The Best Podcasts for Curious Minds

It's a fair bet that the overwhelming majority of podcasts fit firmly in the entertainment sector, but there's plenty out there to listen to if you're looking to expand your worldview. Check out one of these five shows whenever you want to take a deep dive into something you may never have a chance to learn elsewhere.

1. TED Radio Hour

Since there are TED talks available on nearly every topic possible, you'll never have to worry about not being able to find something interesting to listen to. This incarnation of the TED brand is somewhat abbreviated, which makes it much easier to listen to while you're in the car or heading off to the gym. Curious-minded YouTube viewers who like watching TED talks may find that this is a convenient way to get the same experience even when they don't have an Internet connection.

2. 99 percent Invisible

Long-time radio producer Roman Mars talks about the most overlooked aspects of architecture and design on 99 Percent Invisible, which has become one of the most popular shows on iTunes today. In every episode, Mars focuses on a different design and invites a guest on to expound on the most interesting aspects of how it was made. Anyone who's ever looked at a building and wondered how it was put up will want to check this one out.

3. Mac Folklore Radio

While 99 Percent Invisible is perfect for getting the story on how big things were designed, you might also want to learn about the history behind the digital devices that let you listen to podcasts in the first place. Host Derek Warren reads vintage stories dating back to the dawn of the personal computer revolution that show just how far we've come. This podcast also includes an audio version of none other than Andy Hertzfeld's own folklore stories. If you've ever been curious about how and why your devices work the way they do, then this is for you.

4. Hacker Public Radio

Since HPR is a community podcast that invites listeners to submit their own shows, you never know what they'll discuss next. You'll learn everything from camping tips to how to set up a wireless modem, plus everything in-between. Chances are that you've come across crowd-sourced entertainment on countless platforms. These owe a debt of gratitude to the more than 3,000 episodes of HPR. It's been running since 2007 and looks to have a bright future.
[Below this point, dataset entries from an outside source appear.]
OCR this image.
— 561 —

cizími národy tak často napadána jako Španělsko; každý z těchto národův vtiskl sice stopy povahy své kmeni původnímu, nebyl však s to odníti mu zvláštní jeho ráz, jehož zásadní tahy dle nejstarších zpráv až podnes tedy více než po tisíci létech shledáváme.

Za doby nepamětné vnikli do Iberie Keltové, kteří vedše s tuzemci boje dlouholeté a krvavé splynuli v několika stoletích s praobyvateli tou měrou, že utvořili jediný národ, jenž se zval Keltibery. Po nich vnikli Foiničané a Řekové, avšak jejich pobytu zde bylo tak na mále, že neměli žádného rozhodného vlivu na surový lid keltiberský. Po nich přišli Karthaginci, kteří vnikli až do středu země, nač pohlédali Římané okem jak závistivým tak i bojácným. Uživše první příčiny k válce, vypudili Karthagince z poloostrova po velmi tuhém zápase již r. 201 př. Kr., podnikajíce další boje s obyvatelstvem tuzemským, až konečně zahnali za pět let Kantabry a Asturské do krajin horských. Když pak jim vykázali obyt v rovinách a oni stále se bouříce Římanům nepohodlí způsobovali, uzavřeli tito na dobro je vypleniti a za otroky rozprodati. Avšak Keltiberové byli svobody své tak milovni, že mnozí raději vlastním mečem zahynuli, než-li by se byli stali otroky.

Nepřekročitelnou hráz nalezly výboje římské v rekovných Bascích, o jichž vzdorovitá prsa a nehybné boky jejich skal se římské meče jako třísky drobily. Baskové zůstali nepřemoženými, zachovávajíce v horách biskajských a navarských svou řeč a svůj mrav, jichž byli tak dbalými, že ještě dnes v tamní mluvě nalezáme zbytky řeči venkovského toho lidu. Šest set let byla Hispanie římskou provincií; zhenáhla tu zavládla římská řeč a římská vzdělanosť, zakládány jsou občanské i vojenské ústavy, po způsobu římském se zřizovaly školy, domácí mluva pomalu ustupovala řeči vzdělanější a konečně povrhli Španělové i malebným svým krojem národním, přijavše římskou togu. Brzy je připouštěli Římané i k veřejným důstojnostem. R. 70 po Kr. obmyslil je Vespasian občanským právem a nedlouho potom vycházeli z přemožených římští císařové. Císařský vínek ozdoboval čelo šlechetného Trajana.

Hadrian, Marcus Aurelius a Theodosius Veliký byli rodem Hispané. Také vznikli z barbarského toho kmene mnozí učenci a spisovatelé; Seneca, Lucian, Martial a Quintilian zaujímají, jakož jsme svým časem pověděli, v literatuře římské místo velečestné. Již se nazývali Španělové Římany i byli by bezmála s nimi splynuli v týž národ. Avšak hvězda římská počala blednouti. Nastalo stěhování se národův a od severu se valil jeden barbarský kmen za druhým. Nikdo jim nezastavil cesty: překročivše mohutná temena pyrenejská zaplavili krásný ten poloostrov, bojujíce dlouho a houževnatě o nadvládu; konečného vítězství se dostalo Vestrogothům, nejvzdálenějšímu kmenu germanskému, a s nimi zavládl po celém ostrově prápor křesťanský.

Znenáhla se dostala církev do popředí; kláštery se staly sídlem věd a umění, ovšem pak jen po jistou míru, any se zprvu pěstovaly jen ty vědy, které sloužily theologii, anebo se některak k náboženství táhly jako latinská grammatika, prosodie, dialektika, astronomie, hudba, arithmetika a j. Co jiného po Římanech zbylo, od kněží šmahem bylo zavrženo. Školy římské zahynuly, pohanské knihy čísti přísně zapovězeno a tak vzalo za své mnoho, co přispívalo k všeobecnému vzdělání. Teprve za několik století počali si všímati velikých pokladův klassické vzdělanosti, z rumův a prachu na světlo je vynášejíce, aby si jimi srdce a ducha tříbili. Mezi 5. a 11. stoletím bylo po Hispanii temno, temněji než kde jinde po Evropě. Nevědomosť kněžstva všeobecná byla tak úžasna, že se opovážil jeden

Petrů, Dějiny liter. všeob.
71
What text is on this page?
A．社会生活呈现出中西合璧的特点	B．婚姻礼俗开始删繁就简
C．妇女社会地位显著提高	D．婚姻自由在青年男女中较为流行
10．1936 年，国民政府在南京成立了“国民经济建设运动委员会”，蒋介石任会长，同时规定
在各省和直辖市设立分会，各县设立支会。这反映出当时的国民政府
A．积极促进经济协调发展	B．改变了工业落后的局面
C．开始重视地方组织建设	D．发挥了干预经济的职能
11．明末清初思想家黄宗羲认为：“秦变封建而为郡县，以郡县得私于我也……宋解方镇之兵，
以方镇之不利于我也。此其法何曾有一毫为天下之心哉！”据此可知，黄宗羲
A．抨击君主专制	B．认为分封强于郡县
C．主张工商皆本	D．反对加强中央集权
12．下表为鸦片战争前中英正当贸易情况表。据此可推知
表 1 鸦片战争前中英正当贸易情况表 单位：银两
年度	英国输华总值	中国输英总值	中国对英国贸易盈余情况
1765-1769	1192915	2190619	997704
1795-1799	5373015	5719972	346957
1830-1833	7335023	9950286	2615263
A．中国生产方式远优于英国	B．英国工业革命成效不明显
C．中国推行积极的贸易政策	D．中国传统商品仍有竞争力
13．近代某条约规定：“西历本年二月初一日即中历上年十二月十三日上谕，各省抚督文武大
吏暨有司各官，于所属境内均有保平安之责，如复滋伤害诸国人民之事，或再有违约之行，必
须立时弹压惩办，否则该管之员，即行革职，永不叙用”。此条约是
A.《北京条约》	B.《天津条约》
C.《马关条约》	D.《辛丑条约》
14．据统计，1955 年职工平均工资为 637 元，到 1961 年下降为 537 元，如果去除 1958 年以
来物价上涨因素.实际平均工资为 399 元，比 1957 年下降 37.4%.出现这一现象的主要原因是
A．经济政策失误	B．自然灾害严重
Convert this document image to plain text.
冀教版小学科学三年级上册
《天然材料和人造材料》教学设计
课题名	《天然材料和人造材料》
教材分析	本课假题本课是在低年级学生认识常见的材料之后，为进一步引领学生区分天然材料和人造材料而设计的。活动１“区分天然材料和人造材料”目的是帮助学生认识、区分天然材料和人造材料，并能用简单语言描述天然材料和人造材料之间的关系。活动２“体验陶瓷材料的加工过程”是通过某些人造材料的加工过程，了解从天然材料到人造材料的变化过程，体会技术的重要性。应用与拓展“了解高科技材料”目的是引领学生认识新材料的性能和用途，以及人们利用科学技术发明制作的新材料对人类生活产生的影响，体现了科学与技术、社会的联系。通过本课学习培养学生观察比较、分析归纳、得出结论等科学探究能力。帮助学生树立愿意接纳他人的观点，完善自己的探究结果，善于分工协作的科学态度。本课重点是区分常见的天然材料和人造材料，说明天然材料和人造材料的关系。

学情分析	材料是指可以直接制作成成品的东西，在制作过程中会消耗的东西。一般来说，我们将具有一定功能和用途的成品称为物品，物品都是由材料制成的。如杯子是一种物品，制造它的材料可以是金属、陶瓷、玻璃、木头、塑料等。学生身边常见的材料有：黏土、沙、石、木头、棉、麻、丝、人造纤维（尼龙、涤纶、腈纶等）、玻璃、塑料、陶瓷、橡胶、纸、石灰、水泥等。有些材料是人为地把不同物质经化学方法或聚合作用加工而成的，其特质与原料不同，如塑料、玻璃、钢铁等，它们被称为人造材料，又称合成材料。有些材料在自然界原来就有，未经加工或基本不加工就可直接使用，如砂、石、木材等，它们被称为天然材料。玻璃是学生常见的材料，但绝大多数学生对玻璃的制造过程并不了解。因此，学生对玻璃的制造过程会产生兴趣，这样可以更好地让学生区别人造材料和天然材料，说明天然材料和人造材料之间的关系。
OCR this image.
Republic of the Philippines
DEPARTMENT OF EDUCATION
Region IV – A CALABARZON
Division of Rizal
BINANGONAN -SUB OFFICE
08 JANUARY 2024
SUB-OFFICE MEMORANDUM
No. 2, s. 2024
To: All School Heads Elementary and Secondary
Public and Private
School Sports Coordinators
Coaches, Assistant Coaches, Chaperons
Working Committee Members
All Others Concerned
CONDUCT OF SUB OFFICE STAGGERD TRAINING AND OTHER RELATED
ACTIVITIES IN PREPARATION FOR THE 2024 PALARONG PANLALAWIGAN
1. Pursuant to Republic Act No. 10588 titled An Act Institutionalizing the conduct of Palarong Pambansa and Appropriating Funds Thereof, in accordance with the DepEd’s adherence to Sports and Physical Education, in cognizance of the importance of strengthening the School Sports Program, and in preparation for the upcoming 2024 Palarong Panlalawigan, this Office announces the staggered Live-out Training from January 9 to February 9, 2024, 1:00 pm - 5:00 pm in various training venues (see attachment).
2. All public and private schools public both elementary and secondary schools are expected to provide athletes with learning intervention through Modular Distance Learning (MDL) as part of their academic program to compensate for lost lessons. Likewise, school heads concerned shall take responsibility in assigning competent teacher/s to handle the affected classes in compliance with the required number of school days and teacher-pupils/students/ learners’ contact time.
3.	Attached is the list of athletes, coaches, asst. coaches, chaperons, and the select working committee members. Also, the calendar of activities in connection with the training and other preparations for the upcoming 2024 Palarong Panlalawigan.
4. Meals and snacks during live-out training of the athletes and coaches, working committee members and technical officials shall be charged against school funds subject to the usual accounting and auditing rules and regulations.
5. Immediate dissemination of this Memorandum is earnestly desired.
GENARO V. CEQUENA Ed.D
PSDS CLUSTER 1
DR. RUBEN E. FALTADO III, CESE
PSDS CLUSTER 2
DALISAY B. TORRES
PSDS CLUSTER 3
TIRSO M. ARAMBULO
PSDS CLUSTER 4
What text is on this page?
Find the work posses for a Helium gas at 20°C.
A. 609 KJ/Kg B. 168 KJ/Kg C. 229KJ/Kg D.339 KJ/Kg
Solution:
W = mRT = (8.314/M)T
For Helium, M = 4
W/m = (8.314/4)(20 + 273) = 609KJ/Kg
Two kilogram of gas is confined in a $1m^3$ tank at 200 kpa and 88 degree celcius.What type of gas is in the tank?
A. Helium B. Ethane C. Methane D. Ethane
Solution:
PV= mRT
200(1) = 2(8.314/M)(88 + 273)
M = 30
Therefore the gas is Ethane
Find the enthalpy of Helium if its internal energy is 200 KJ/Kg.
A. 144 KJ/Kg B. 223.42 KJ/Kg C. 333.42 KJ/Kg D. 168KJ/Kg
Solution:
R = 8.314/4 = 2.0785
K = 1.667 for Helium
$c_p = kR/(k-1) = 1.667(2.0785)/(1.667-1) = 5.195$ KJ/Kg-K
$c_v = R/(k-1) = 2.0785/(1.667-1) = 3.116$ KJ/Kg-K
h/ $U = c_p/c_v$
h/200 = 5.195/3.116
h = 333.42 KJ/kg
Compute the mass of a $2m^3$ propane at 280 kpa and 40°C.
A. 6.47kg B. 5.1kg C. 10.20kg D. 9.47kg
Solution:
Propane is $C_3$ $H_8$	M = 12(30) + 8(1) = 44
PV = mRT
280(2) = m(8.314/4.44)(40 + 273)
5. Overheard at National Geographic

In spite of its name, Overheard at National Geographic is actually the official NatGeo podcast and it's structured almost like a condensed audio-only version of the magazine. While it might have a breezy format that allows the hosts to discuss whatever they'd like, you'll cover a huge cross-section of topics that include everything from the Mayan civilization to ancient graffiti in the city of Pompeii. Anything related to the natural sciences is fair game, which is why some educators have even started to use Overheard in their classrooms.